Seperti beberapa dekade sebelumnya, minyak menjadi primadona bangsa-bangsa. Siapa yang mampu mengusai minyak, akan menguasai dunia. Negara-negara Timur Tengah yang mempunyai sumber minyak bumi menjelma menjadi negara kaya raya. Rusia dan beberapa negara Amerika Selatan pun setali tiga uang. Indonesia pun sempat mengecap kejayaan ini ketika mampu mengekspor minyak. Bahkan di balik Perang Teluk juga disebut ada persaingan penguasaan sumber minyak. Nah, saat ini data bak minyak di beberapa dekade yang lalu.
Di dalam negeri isu penguasaan sumber daya alam oleh asing menjadi isu yang sensitif dan mengusik nasionalisme kita. Di era digital saat ini, data yang dianggap sebagai new oil memang mempunyai peran penting. Perusahaan digital menggunakan data sebagai bagian dari bisnis.
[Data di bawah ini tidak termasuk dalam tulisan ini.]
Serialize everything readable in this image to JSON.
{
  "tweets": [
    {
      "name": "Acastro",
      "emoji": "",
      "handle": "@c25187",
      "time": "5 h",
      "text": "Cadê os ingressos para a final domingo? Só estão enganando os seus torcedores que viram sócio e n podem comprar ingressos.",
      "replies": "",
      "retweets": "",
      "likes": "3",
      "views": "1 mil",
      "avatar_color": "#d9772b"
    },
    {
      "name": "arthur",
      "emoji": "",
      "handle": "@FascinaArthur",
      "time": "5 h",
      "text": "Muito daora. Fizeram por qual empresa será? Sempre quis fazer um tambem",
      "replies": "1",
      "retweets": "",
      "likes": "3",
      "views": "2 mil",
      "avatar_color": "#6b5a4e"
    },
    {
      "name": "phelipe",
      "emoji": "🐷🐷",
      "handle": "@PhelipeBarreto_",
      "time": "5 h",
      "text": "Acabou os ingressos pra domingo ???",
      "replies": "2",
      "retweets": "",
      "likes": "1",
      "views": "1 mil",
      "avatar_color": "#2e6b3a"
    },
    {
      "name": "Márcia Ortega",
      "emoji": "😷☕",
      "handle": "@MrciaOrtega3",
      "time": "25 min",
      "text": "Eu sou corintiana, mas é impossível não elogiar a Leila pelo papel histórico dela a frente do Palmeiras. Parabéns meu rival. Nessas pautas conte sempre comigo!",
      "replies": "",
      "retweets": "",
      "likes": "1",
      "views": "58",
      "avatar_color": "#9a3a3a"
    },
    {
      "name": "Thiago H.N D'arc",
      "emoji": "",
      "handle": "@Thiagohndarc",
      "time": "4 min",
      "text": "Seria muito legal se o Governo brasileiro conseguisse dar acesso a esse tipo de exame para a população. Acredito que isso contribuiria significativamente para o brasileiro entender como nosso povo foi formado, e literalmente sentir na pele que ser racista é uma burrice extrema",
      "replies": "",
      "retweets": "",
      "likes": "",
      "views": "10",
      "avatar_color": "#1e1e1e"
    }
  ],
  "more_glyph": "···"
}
Maka, aset terbesar dari perusahaan digital adalah data. Bayangkan, Go-Jek, Tokopedia, Bukalapak, dan Traveloka yang telah memiliki data pelanggan puluhan juta di Indonesia. Data ini adalah aset bagi mereka untuk terus mengembangkan bisnisnya. Jika nanti investor asing bisa mengontrol empat unicorn Indonesia tersebut, bukankah akan sama saja ketika sumber daya alam kita dikuasai asing seperti beberapa dekade yang lalu? Bukankah ini yang akan mengusik nasionalisme generasi penerus bangsa ini.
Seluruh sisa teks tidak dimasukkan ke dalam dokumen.